At Botmetric, we are on a mission to simplify the cloud management operations for businesses across the world. As a born in the cloud company, our development process from day one was to be agile and lean for faster iterations with constant feedback from our customers. However, as we built our SaaS platform and delivered our initial versions of the product, we encountered many challenges on process, architecture, deployment, and reliability.
- Growing Complexity — As an evolving SaaS platform, we were rapidly adding support for new use cases that increases the overall complexity of our core platform. The code base grew over last 24 months, and we needed to look for new ways to decouple the complexity. In a nutshell, Botmetric SaaS Platform has three major applications and each with three to five major components.
- Sprint based agile development process with 15+ engineers — Our sprint based development process of two-week cycles had a challenge due to tight integrations required between different components and service layers. We wanted to create a focussed team of 3 to 5 engineers on each of our major components and completely decouple them from rest of the system complexity.

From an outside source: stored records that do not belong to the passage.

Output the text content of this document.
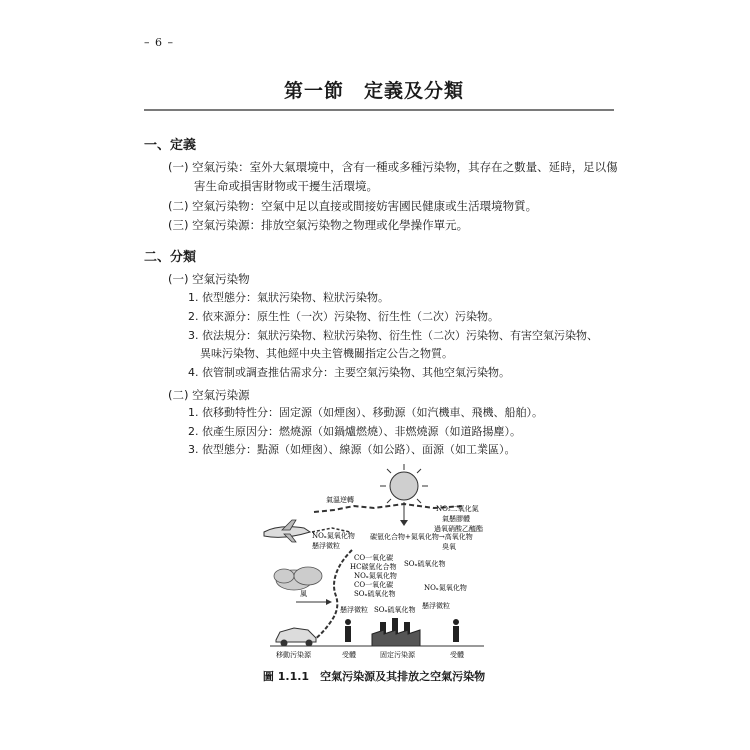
– 6 –
第一節　定義及分類
一、定義
(一) 空氣污染：室外大氣環境中，含有一種或多種污染物，其存在之數量、延時，足以傷
害生命或損害財物或干擾生活環境。
(二) 空氣污染物：空氣中足以直接或間接妨害國民健康或生活環境物質。
(三) 空氣污染源：排放空氣污染物之物理或化學操作單元。
二、分類
(一) 空氣污染物
1. 依型態分：氣狀污染物、粒狀污染物。
2. 依來源分：原生性（一次）污染物、衍生性（二次）污染物。
3. 依法規分：氣狀污染物、粒狀污染物、衍生性（二次）污染物、有害空氣污染物、
異味污染物、其他經中央主管機關指定公告之物質。
4. 依管制或調查推估需求分：主要空氣污染物、其他空氣污染物。
(二) 空氣污染源
1. 依移動特性分：固定源（如煙囪）、移動源（如汽機車、飛機、船舶）。
2. 依產生原因分：燃燒源（如鍋爐燃燒）、非燃燒源（如道路揚塵）。
3. 依型態分：點源（如煙囪）、線源（如公路）、面源（如工業區）。
氣溫逆轉
NO₂二氧化氮
氣懸膠體
過氧硝酸乙醯酯
碳氫化合物+氮氧化物→高氧化物
臭氧
NOₓ氮氧化物
懸浮微粒
CO一氧化碳
HC碳氫化合物
NOₓ氮氧化物
CO一氧化碳
SOₓ硫氧化物
SOₓ硫氧化物
NOₓ氮氧化物
懸浮微粒
風
懸浮微粒 SOₓ硫氧化物
移動污染源	受體	固定污染源	受體
圖 1.1.1　空氣污染源及其排放之空氣污染物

- Automated Deployment Challenges — Even though Botmetric was always built as a decoupled system using RESTful services approach, we had a tight integration among Play based web layer, Java API & services layer, Spring-based data management, Search store, Tasks scheduling, and workers system. As we moved to smaller groups of focused engineers on specific components or applications, we should be able to deploy them without worrying about anything else.
- Diverse technology stack and dependencies hell — We use Java, Scala, Python & Go for building the Botmetric SaaS Platform. Packaging our different components and deploying them on shared machines at times was very challenging so we needed a better way of managing this.

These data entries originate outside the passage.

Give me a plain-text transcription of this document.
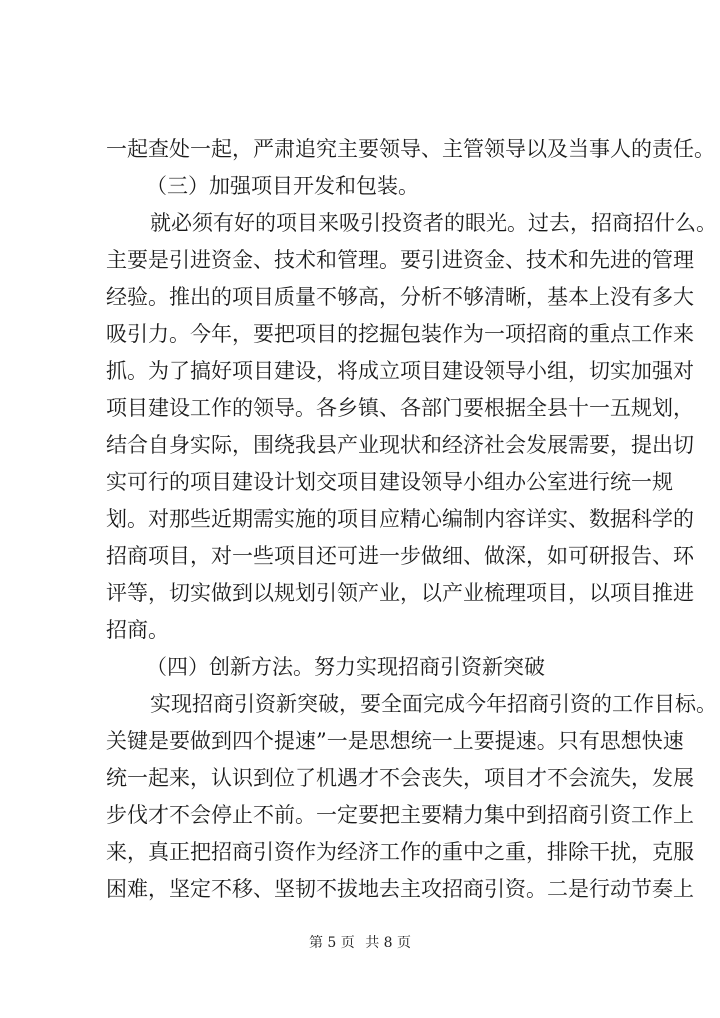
一起查处一起，严肃追究主要领导、主管领导以及当事人的责任。
（三）加强项目开发和包装。
就必须有好的项目来吸引投资者的眼光。过去，招商招什么。
主要是引进资金、技术和管理。要引进资金、技术和先进的管理
经验。推出的项目质量不够高，分析不够清晰，基本上没有多大
吸引力。今年，要把项目的挖掘包装作为一项招商的重点工作来
抓。为了搞好项目建设，将成立项目建设领导小组，切实加强对
项目建设工作的领导。各乡镇、各部门要根据全县十一五规划，
结合自身实际，围绕我县产业现状和经济社会发展需要，提出切
实可行的项目建设计划交项目建设领导小组办公室进行统一规
划。对那些近期需实施的项目应精心编制内容详实、数据科学的
招商项目，对一些项目还可进一步做细、做深，如可研报告、环
评等，切实做到以规划引领产业，以产业梳理项目，以项目推进
招商。
（四）创新方法。努力实现招商引资新突破
实现招商引资新突破，要全面完成今年招商引资的工作目标。
关键是要做到四个提速”一是思想统一上要提速。只有思想快速
统一起来，认识到位了机遇才不会丧失，项目才不会流失，发展
步伐才不会停止不前。一定要把主要精力集中到招商引资工作上
来，真正把招商引资作为经济工作的重中之重，排除干扰，克服
困难，坚定不移、坚韧不拔地去主攻招商引资。二是行动节奏上
第 5 页 共 8 页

- Component Rollbacks and Library Upgrades — We realized the need for upgrading underlying libraries and rollback different components in a smooth way without breaking existing things when needed. This required us to solve the above problem along with a truly seamless way of upgrading existing services across the platform.

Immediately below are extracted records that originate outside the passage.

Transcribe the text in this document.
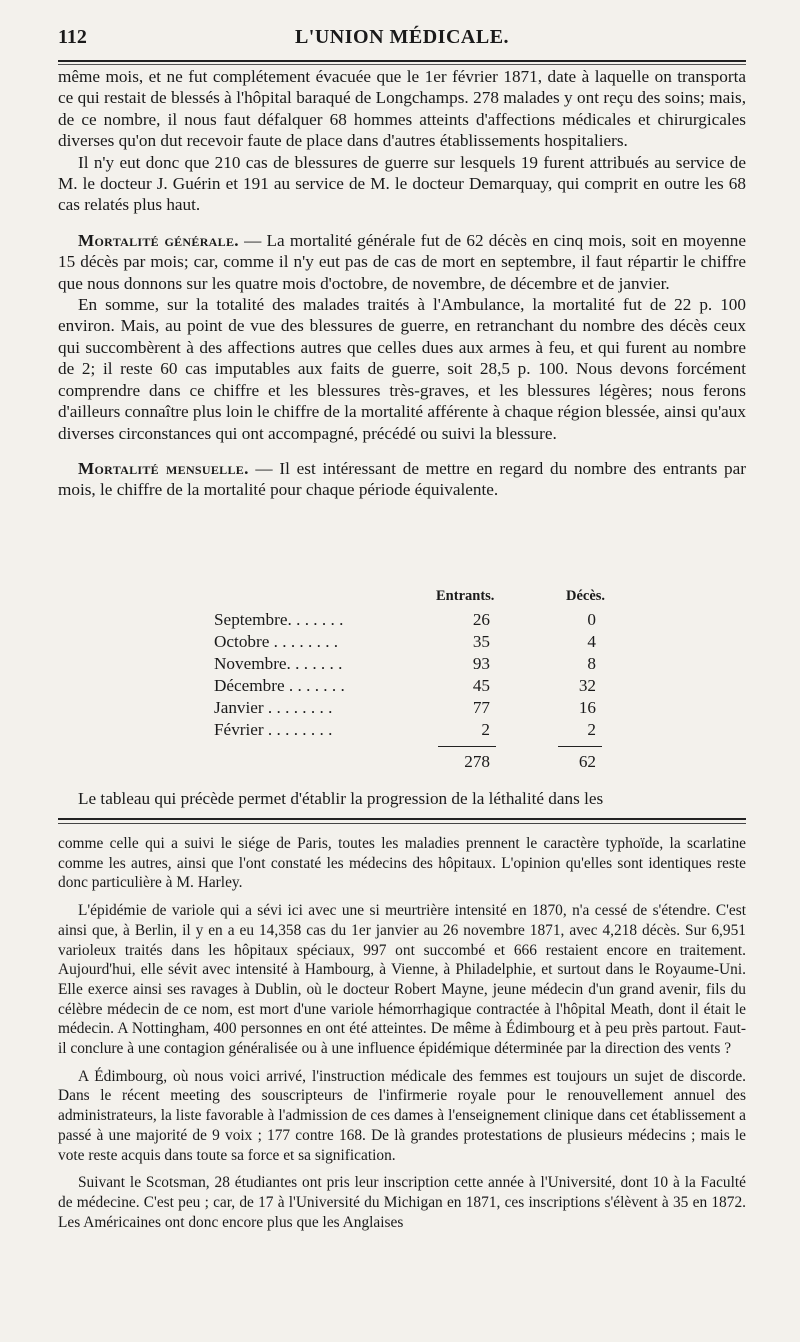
112	L'UNION MÉDICALE.

même mois, et ne fut complétement évacuée que le 1er février 1871, date à laquelle on transporta ce qui restait de blessés à l'hôpital baraqué de Longchamps. 278 malades y ont reçu des soins; mais, de ce nombre, il nous faut défalquer 68 hommes atteints d'affections médicales et chirurgicales diverses qu'on dut recevoir faute de place dans d'autres établissements hospitaliers.

Il n'y eut donc que 210 cas de blessures de guerre sur lesquels 19 furent attribués au service de M. le docteur J. Guérin et 191 au service de M. le docteur Demarquay, qui comprit en outre les 68 cas relatés plus haut.

Mortalité générale. — La mortalité générale fut de 62 décès en cinq mois, soit en moyenne 15 décès par mois; car, comme il n'y eut pas de cas de mort en septembre, il faut répartir le chiffre que nous donnons sur les quatre mois d'octobre, de novembre, de décembre et de janvier.

En somme, sur la totalité des malades traités à l'Ambulance, la mortalité fut de 22 p. 100 environ. Mais, au point de vue des blessures de guerre, en retranchant du nombre des décès ceux qui succombèrent à des affections autres que celles dues aux armes à feu, et qui furent au nombre de 2; il reste 60 cas imputables aux faits de guerre, soit 28,5 p. 100. Nous devons forcément comprendre dans ce chiffre et les blessures très-graves, et les blessures légères; nous ferons d'ailleurs connaître plus loin le chiffre de la mortalité afférente à chaque région blessée, ainsi qu'aux diverses circonstances qui ont accompagné, précédé ou suivi la blessure.

Mortalité mensuelle. — Il est intéressant de mettre en regard du nombre des entrants par mois, le chiffre de la mortalité pour chaque période équivalente.

Entrants.	Décès.
Septembre. . . . . . .	26	0
Octobre . . . . . . . .	35	4
Novembre. . . . . . .	93	8
Décembre . . . . . . .	45	32
Janvier . . . . . . . .	77	16
Février . . . . . . . .	2	2
278	62
Le tableau qui précède permet d'établir la progression de la léthalité dans les

comme celle qui a suivi le siége de Paris, toutes les maladies prennent le caractère typhoïde, la scarlatine comme les autres, ainsi que l'ont constaté les médecins des hôpitaux. L'opinion qu'elles sont identiques reste donc particulière à M. Harley.

L'épidémie de variole qui a sévi ici avec une si meurtrière intensité en 1870, n'a cessé de s'étendre. C'est ainsi que, à Berlin, il y en a eu 14,358 cas du 1er janvier au 26 novembre 1871, avec 4,218 décès. Sur 6,951 varioleux traités dans les hôpitaux spéciaux, 997 ont succombé et 666 restaient encore en traitement. Aujourd'hui, elle sévit avec intensité à Hambourg, à Vienne, à Philadelphie, et surtout dans le Royaume-Uni. Elle exerce ainsi ses ravages à Dublin, où le docteur Robert Mayne, jeune médecin d'un grand avenir, fils du célèbre médecin de ce nom, est mort d'une variole hémorrhagique contractée à l'hôpital Meath, dont il était le médecin. A Nottingham, 400 personnes en ont été atteintes. De même à Édimbourg et à peu près partout. Faut-il conclure à une contagion généralisée ou à une influence épidémique déterminée par la direction des vents ?

A Édimbourg, où nous voici arrivé, l'instruction médicale des femmes est toujours un sujet de discorde. Dans le récent meeting des souscripteurs de l'infirmerie royale pour le renouvellement annuel des administrateurs, la liste favorable à l'admission de ces dames à l'enseignement clinique dans cet établissement a passé à une majorité de 9 voix ; 177 contre 168. De là grandes protestations de plusieurs médecins ; mais le vote reste acquis dans toute sa force et sa signification.

Suivant le Scotsman, 28 étudiantes ont pris leur inscription cette année à l'Université, dont 10 à la Faculté de médecine. C'est peu ; car, de 17 à l'Université du Michigan en 1871, ces inscriptions s'élèvent à 35 en 1872. Les Américaines ont donc encore plus que les Anglaises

During the start of 2016, we evaluated Docker and experimented it for packaging and deploying Botmetric SaaS platform components. However, during the process, we realized our core problem (apart from packing dependencies) was of tighter integration between different components and applications that had to be decoupled for reducing the complexity.
How we moved to micro services and why we love it?
- Decoupled Botmetric into manageable microservices — We have undertaken an exercise to completely decouple Botmetric system into small manageable units like Web, Search, Data Analyser, Data Extractor, Scheduler, Task Automator, Notification Engine & Auth Engine, etc. This helped us to have focussed engineers on the micro services development, management and evolution.
- Service discovery with Consul — We have zeroed on consul after evaluating multiple options for our API services, backend services discovery along with configuration and orchestration. Instead of tightly integrating different public and private RESTfull API services within Botmetric across different components, we have moved the complete discovery and configuration into Consul.
- Containerization with Docker — We developed and deployed specific docker files for managing the dependencies of different components so we can develop and deploy them independently without using one or two bloated release packages. The docker images are hosted and managed in EC2 Container Registry provided by AWS.
- Microservices cluster management with Nomad — Our common infrastructure fleet in AWS was used to schedule and deploy all the micro services using Nomad. It simplifies the replacement of underlying VMs and controls the workflow for deploying our micro services at scale without breaking our head.
- Components release packaging with Jenkins — Our CI & CD process with Jenkins was modified to support the micro services deployment with being able to create release packages that can be used by Nomad. We currently have around 20 micro services in the Botmetric platform.
During this journey, we have learned that adoption of new services and architectural approaches does bring its own set of challenges including initial hiccups and bringing everyone up-to speed within the team.
We have simplified our complex system into manageable components during the adoption of micro services architecture along with containerization to speed up our development and as well deployment of software.
Our focussed team of 3 to 5 engineers are now responsible for creating, managing and evolving the specific micro services without having to worry about the overall system complexity. This helps us in the simplified sprint planning and development of Botmetric SaaS Platform offering Cost Management & Governance, Security and Compliance, Ops and Automation applications to our end customers.